Developing a strong risk management plan for your trading business
Most people start their trading careers without taking the proper training. After trading with real money, start complaining about the market. They think this market is rigged and no one can make a profit other than the big players. But do you think the big plays have the power to change the performance of the economy within a short time? The obvious answer is NO. If you read more about the Forex trading market, you will realize that this market is free from external manipulations. And the only reason for which the retail traders keep on losing money is lack of trading discipline.
To become good at trading, developing a strong risk management plan should be your priority. In this post, we are going to give you some amazing guidelines that will help you to create a professional risk management plan within a short time. So, let’s read the article.
Keep your expectations low
You should not be a greedy trader. Most people say that they are not greedy but they open the trading account with high leverage. Though many of us don’t even know what leverage is but this is another common reason for losing money. We must have strong knowledge about the basic terms used in the retail trading business. Leverage is nothing but the power given to you by a broker for trading. Instead of using the high leverage account, you should be trading with 1:10 or less leverage. By doing so, you will have low expectations from each trade. This will significantly reduce your risk factors and let you trade with much more confidence.
Forget about the 2% rule
You should not worry about the 2% rule of risk management. To keep your fund safe, you should be thinking about your risk tolerance level. Based on your investment, socio-economic standard, you must find your comfort zone. You should not be taking the trades with the money that you can’t afford to lose. If you do so, you will keep on losing money and there is nothing you can do to protect your trading capital.
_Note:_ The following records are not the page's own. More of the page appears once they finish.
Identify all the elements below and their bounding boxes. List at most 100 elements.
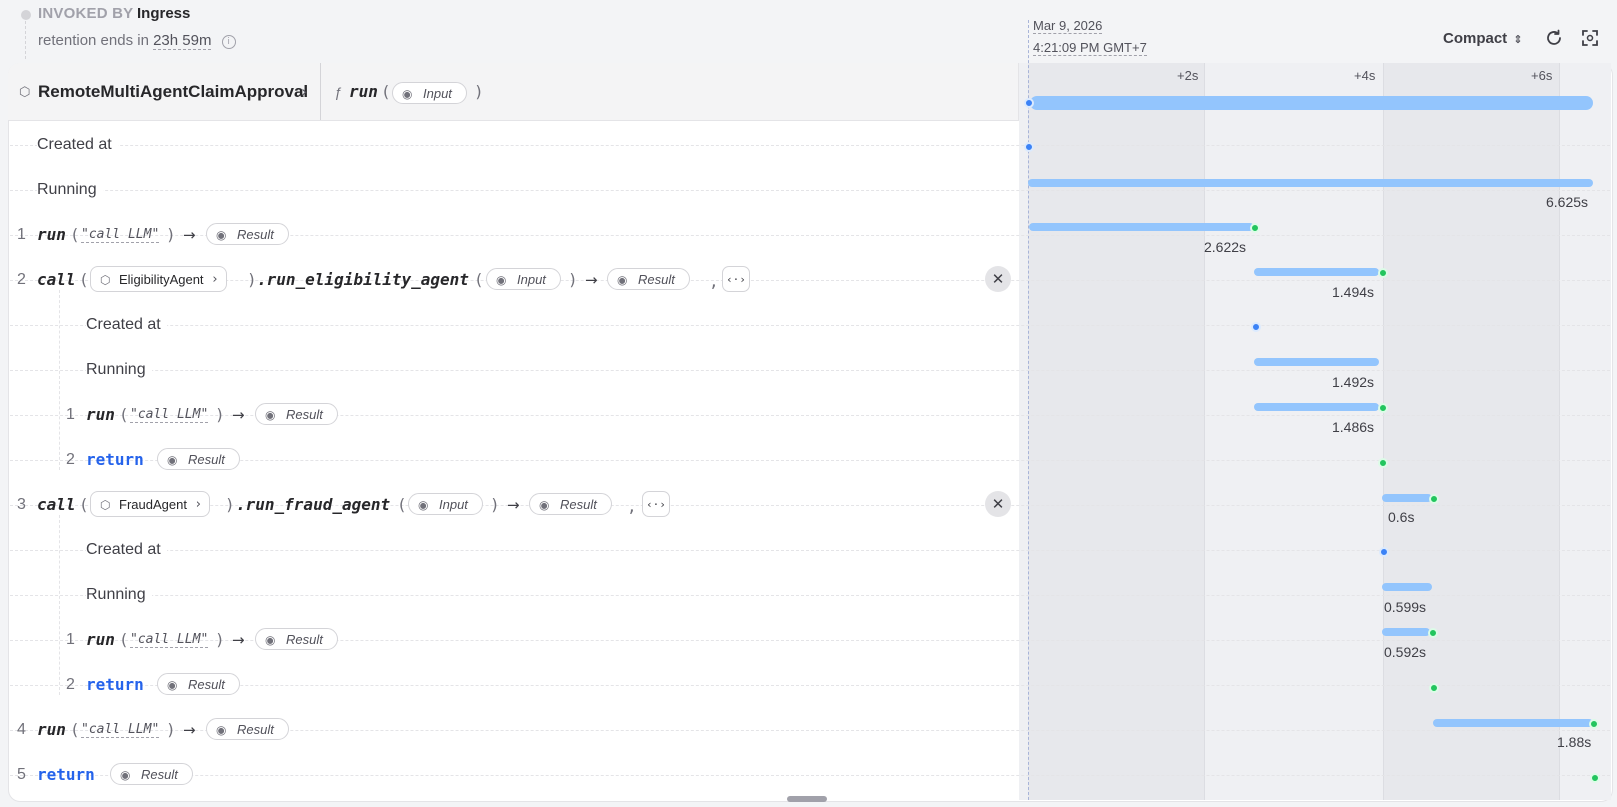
eye-icon: ◉ bbox=[265, 633, 276, 647]
return-marker[interactable] bbox=[1590, 773, 1600, 783]
step3-running-bar[interactable] bbox=[1382, 583, 1432, 591]
result-pill[interactable]: ◉ Result bbox=[607, 268, 690, 290]
running-duration: 6.625s bbox=[1546, 194, 1589, 210]
paren-open: ( bbox=[70, 225, 80, 244]
created-at-marker[interactable] bbox=[1024, 142, 1034, 152]
row-separator bbox=[10, 370, 1610, 371]
running-bar[interactable] bbox=[1028, 179, 1593, 187]
service-pill-label: EligibilityAgent bbox=[119, 272, 204, 287]
input-pill[interactable]: ◉ Input bbox=[392, 82, 467, 104]
code-icon[interactable]: ‹·› bbox=[642, 491, 670, 517]
paren-close: ) bbox=[166, 720, 176, 739]
result-pill[interactable]: ◉ Result bbox=[206, 718, 289, 740]
paren-close: ) bbox=[568, 270, 578, 289]
result-pill-label: Result bbox=[237, 722, 274, 737]
paren-open: ( bbox=[119, 630, 129, 649]
result-pill[interactable]: ◉ Result bbox=[157, 673, 240, 695]
resize-handle[interactable] bbox=[787, 796, 827, 802]
created-at-label: Created at bbox=[86, 541, 167, 559]
info-icon[interactable]: i bbox=[221, 35, 236, 49]
invocation-bar[interactable] bbox=[1030, 96, 1593, 110]
created-at-marker[interactable] bbox=[1251, 322, 1261, 332]
arrow-right-icon: → bbox=[183, 721, 196, 739]
arrow-right-icon: → bbox=[183, 226, 196, 244]
result-pill[interactable]: ◉ Result bbox=[110, 763, 193, 785]
input-pill-label: Input bbox=[423, 86, 452, 101]
result-pill[interactable]: ◉ Result bbox=[206, 223, 289, 245]
step-number: 2 bbox=[66, 676, 75, 693]
return-keyword: return bbox=[86, 450, 144, 469]
step-arg[interactable]: "call LLM" bbox=[130, 632, 209, 648]
code-icon[interactable]: ‹·› bbox=[722, 266, 750, 292]
eye-icon: ◉ bbox=[167, 678, 178, 692]
step3-bar[interactable] bbox=[1382, 494, 1432, 502]
start-time[interactable]: 4:21:09 PM GMT+7 bbox=[1033, 40, 1147, 56]
invoked-by-label: INVOKED BY bbox=[38, 5, 134, 22]
eye-icon: ◉ bbox=[167, 453, 178, 467]
step-arg[interactable]: "call LLM" bbox=[81, 722, 160, 738]
result-pill-label: Result bbox=[560, 497, 597, 512]
step2-bar[interactable] bbox=[1254, 268, 1379, 276]
row-separator bbox=[10, 595, 1610, 596]
start-date[interactable]: Mar 9, 2026 bbox=[1033, 18, 1103, 34]
result-pill[interactable]: ◉ Result bbox=[255, 628, 338, 650]
close-icon[interactable]: ✕ bbox=[985, 491, 1011, 517]
service-pill-fraud[interactable]: ⬡ FraudAgent › bbox=[90, 491, 210, 517]
step-number: 1 bbox=[17, 226, 26, 243]
close-icon[interactable]: ✕ bbox=[985, 266, 1011, 292]
paren-close: ) bbox=[225, 495, 235, 514]
result-pill[interactable]: ◉ Result bbox=[255, 403, 338, 425]
created-at-marker[interactable] bbox=[1379, 547, 1389, 557]
result-pill[interactable]: ◉ Result bbox=[529, 493, 612, 515]
result-pill-label: Result bbox=[237, 227, 274, 242]
step2-sub1-bar[interactable] bbox=[1254, 403, 1379, 411]
input-pill[interactable]: ◉ Input bbox=[408, 493, 483, 515]
refresh-icon[interactable] bbox=[1543, 28, 1565, 50]
service-name[interactable]: RemoteMultiAgentClaimApproval bbox=[38, 82, 308, 102]
paren-close: ) bbox=[215, 630, 225, 649]
view-mode-select[interactable]: Compact ⇕ bbox=[1443, 30, 1522, 47]
retention-value[interactable]: 23h 59m bbox=[153, 32, 212, 50]
result-pill-label: Result bbox=[188, 677, 225, 692]
timeline-start-line bbox=[1028, 20, 1029, 800]
row-separator bbox=[10, 460, 1610, 461]
row-separator bbox=[10, 415, 1610, 416]
function-icon: ƒ bbox=[334, 84, 342, 100]
step3-sub1-duration: 0.592s bbox=[1384, 644, 1427, 660]
step-arg[interactable]: "call LLM" bbox=[81, 227, 160, 243]
return-marker[interactable] bbox=[1378, 458, 1388, 468]
step-number: 5 bbox=[17, 766, 26, 783]
retention-info: retention ends in 23h 59m i bbox=[38, 32, 236, 50]
comma: , bbox=[627, 497, 637, 516]
step2-running-bar[interactable] bbox=[1254, 358, 1379, 366]
step-arg[interactable]: "call LLM" bbox=[130, 407, 209, 423]
chevron-right-icon[interactable]: › bbox=[301, 82, 307, 101]
invoked-by-connector bbox=[25, 21, 26, 59]
step2-duration: 1.494s bbox=[1332, 284, 1375, 300]
return-marker[interactable] bbox=[1429, 683, 1439, 693]
step2-running-duration: 1.492s bbox=[1332, 374, 1375, 390]
chevron-up-down-icon: ⇕ bbox=[1513, 34, 1523, 46]
service-pill-label: FraudAgent bbox=[119, 497, 187, 512]
step2-sub1-duration: 1.486s bbox=[1332, 419, 1375, 435]
eye-icon: ◉ bbox=[539, 498, 550, 512]
paren-open: ( bbox=[119, 405, 129, 424]
view-mode-label: Compact bbox=[1443, 30, 1508, 47]
step1-bar[interactable] bbox=[1029, 223, 1254, 231]
service-pill-eligibility[interactable]: ⬡ EligibilityAgent › bbox=[90, 266, 227, 292]
created-at-label: Created at bbox=[86, 316, 167, 334]
row-separator bbox=[10, 325, 1610, 326]
step-fn: run bbox=[86, 405, 115, 424]
step4-duration: 1.88s bbox=[1557, 734, 1592, 750]
input-pill[interactable]: ◉ Input bbox=[486, 268, 561, 290]
result-pill-label: Result bbox=[638, 272, 675, 287]
result-pill[interactable]: ◉ Result bbox=[157, 448, 240, 470]
timeline-gridline bbox=[1204, 63, 1205, 800]
cube-icon: ⬡ bbox=[100, 273, 111, 287]
step3-sub1-bar[interactable] bbox=[1382, 628, 1430, 636]
step3-duration: 0.6s bbox=[1388, 509, 1415, 525]
result-pill-label: Result bbox=[188, 452, 225, 467]
input-pill-label: Input bbox=[517, 272, 546, 287]
step4-bar[interactable] bbox=[1433, 719, 1593, 727]
fit-to-screen-icon[interactable] bbox=[1579, 28, 1601, 50]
Some traders often say that they can trade the market with high risk. But do you think a person will feel comfortable losing more than 2% of their account balance? The obvious answer is NO. We should impose a new 1% rule for managing the risk factor. Thus, we will never lose more than 1% of our account balance when the trade goes against us. So, use this technique and trade with the top brokers like Saxo Bank. After six month, you will feel the change in your performance.
Risk to reward ratio
Very few traders give importance to the risk to reward ratio factor. Most people think that they can trade this market without following the proper risk to reward ratio factor. On the contrary, the elite traders maintain a 1:4+ risk to reward ratio in each trade. However, some of the scalpers often trade the market with a 1:2 risk to reward ratio. But they have a very high win rate in the market. Being a novice trader, it would be wise to trade the market with a rational and high risk to reward ratio. Once you start following this rule, you should be able to reduce the stress in your trading profess and thus you will become more successful.
Trust your system
After developing a robust trading method, you may have to lose 10 trades in a row. There is nothing wrong to have a series of losing trades. You must have trust in your system and only then you can succeed in this profession. If you are not confident about your trading strategy, you should not trade with real money. And to gain confidence, you should stick to the demo trading account for few months. Keep following the rules no matter what you achieve from your trade.